SFGate
This is an image of a magnetometer or metal detector, typically used in airports. (SFGate)

The fatal shooting of a 15-year-old girl and several other shootings this summer prompted Patricia Ciccone, superintendent of the technical high school system, to take steps to improve safety. Ciccone is partnering with Bridgeport schools to install metal detectors and implement other provisions to prevent any more deaths.

“The whole city is trying to respond the best they can to all of this really unfortunate violence and the deaths of a lot of young people this summer,” Ciccone said last week during a phone interview.

Bullard-Havens Technical High School is one of the Bridgeport schools that is newly equipped with metal detectors. The equipment seems to be getting the approval of many.

“I am hearing that both parents and students are very grateful that the school has undertaken these extra measures of security,” Ciccone said.

Ciccone has spoken to people who want to implement these new security measures in more Bridgeport schools.

“We, in accordance to with recommendations for the local authorities and the Bridgeport school district, put in four metal detectors,” Ciccone told the state Board of Education last week. “Students are now accustomed to coming in through the doors. Ninth and 10th grade through one area and 11th and 12th through another.”

In addition to Bullard-Havens, Warren Harding High School, a public high school with a population of about 1,545 students, also has a metal detector and it’s the school Ciccone consulted when she decided to implement them in her school.

In 2009, Bullard-Havens had 886 students and a reported 141 incidents; Harding reported 1,508 incidents, according to the Connecticut State Department of Education’s most recent data.
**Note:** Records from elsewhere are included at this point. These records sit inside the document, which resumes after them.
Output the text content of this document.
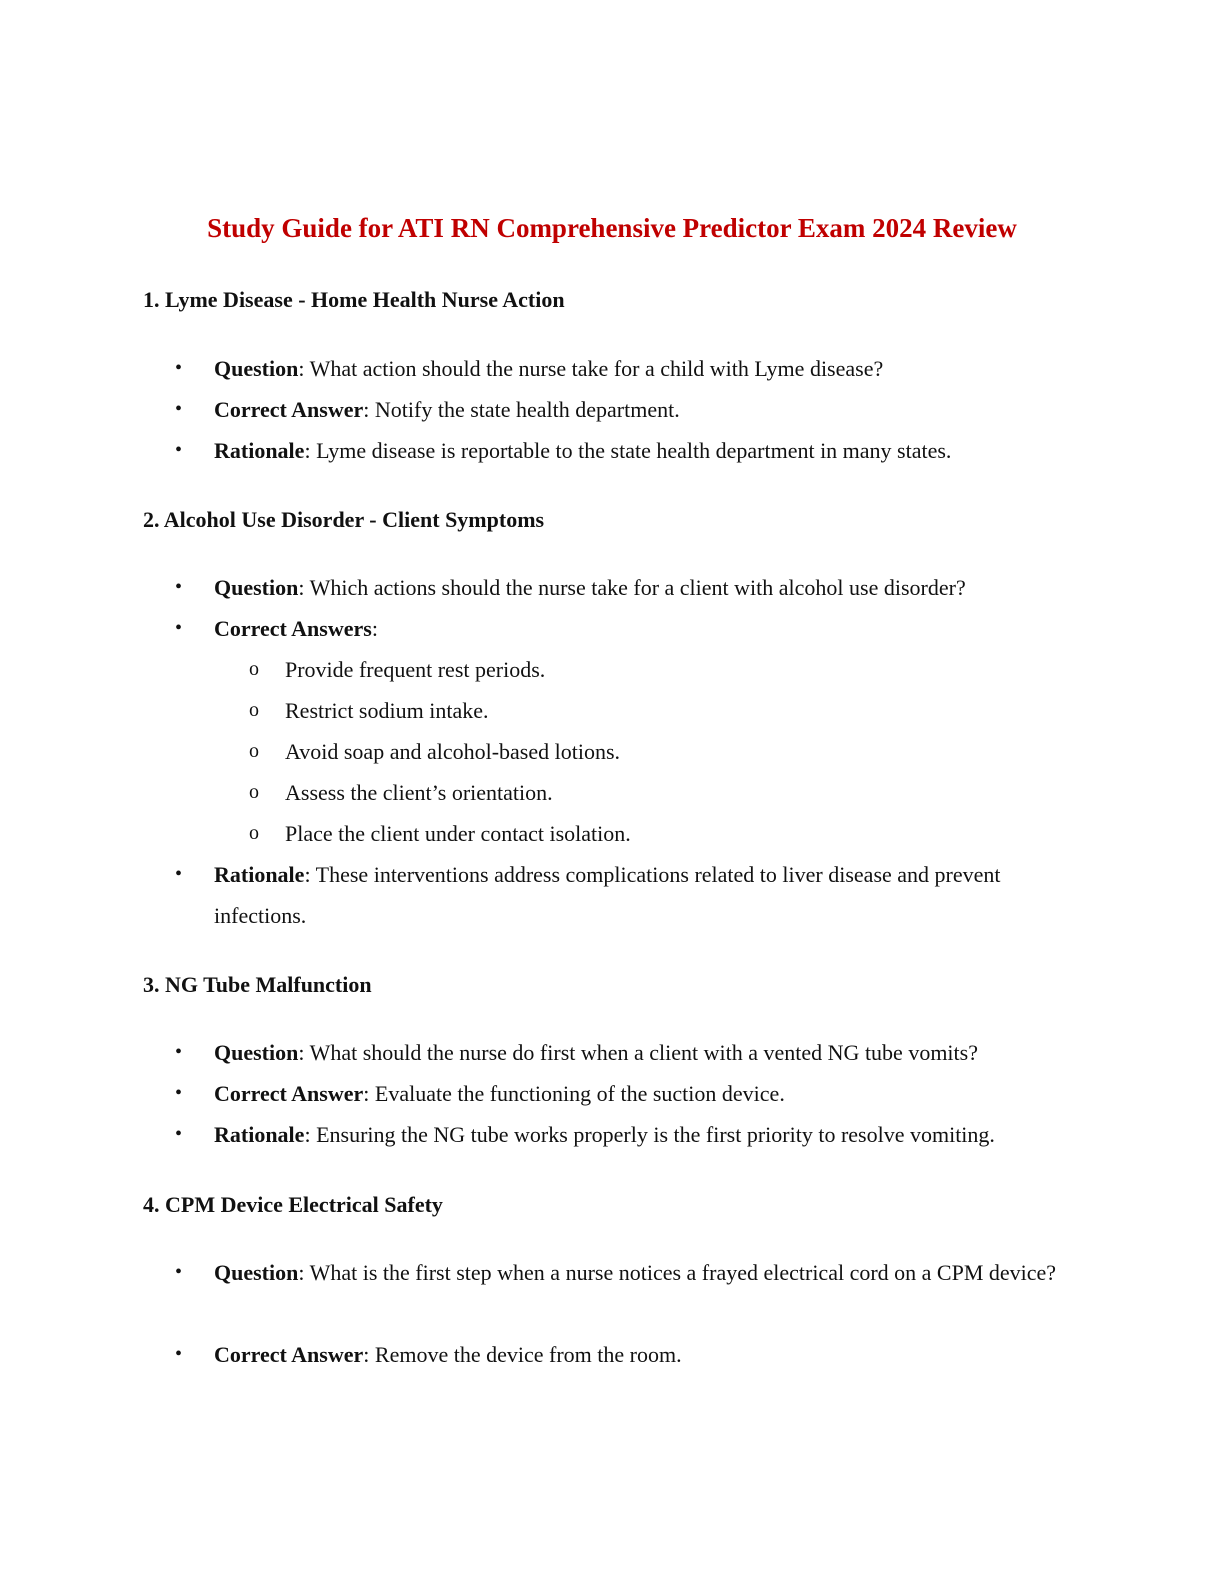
Study Guide for ATI RN Comprehensive Predictor Exam 2024 Review
1. Lyme Disease - Home Health Nurse Action
•	Question: What action should the nurse take for a child with Lyme disease?
•	Correct Answer: Notify the state health department.
•	Rationale: Lyme disease is reportable to the state health department in many states.
2. Alcohol Use Disorder - Client Symptoms
•	Question: Which actions should the nurse take for a client with alcohol use disorder?
•	Correct Answers:
o	Provide frequent rest periods.
o	Restrict sodium intake.
o	Avoid soap and alcohol-based lotions.
o	Assess the client’s orientation.
o	Place the client under contact isolation.
•	Rationale: These interventions address complications related to liver disease and prevent infections.
3. NG Tube Malfunction
•	Question: What should the nurse do first when a client with a vented NG tube vomits?
•	Correct Answer: Evaluate the functioning of the suction device.
•	Rationale: Ensuring the NG tube works properly is the first priority to resolve vomiting.
4. CPM Device Electrical Safety
•	Question: What is the first step when a nurse notices a frayed electrical cord on a CPM device?
•	Correct Answer: Remove the device from the room.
These incidents ranged from possession of drugs and weapons to fighting, battery, property damage, and verbal confrontations.

It’s unclear how many schools in Connecticut have metal detectors since it’s not something any organization, including the state Education Department, tracks.

Vincent Mustaro, a staff member at the Connecticut Association of Boards of Education, said that metal detectors come under the legal procedure of search and seizure.

“A school needs justifiable reasoning for implementing them such as a pattern of weapons,” Mustaro said.

But with Bridgeport’s death toll at 17 since the start of the year, according to Bridgeport police, the reasoning is in the statistics.

As well as undergoing search and seizure, students at Bullard-Havens must adhere to a revised dress code which prohibits gang fashions. Students also may encounter a drug-sniffing dog as stated in the 2012-2013 Connecticut Technical High School system student/parent handbook. This procedure is to prevent the use or sale of drugs on school grounds, according to the handbook.

A curfew also was put into effect May 30 by Bridgeport Mayor Bill Finch. Minors must be home between 11 p.m. and 6 a.m. Sunday through Thursdays and are allowed to be out until midnight on Fridays and Saturdays. Parents can be fined up to $90 if their children are out past those hours.

Since the start of 2012-13 school year, Ciccone says she hasn’t heard of any weapons being seized from students.

Last week she told the state Board of Education about the new installations and policies.

“A tremendous amount of work was done over the summer,” Ciccone said. “We pulled a tremendous effort to beef up security: Re-keying and locks and doors being inspected. Cameras were installed throughout the building and the outside; video surveillance is now possible.”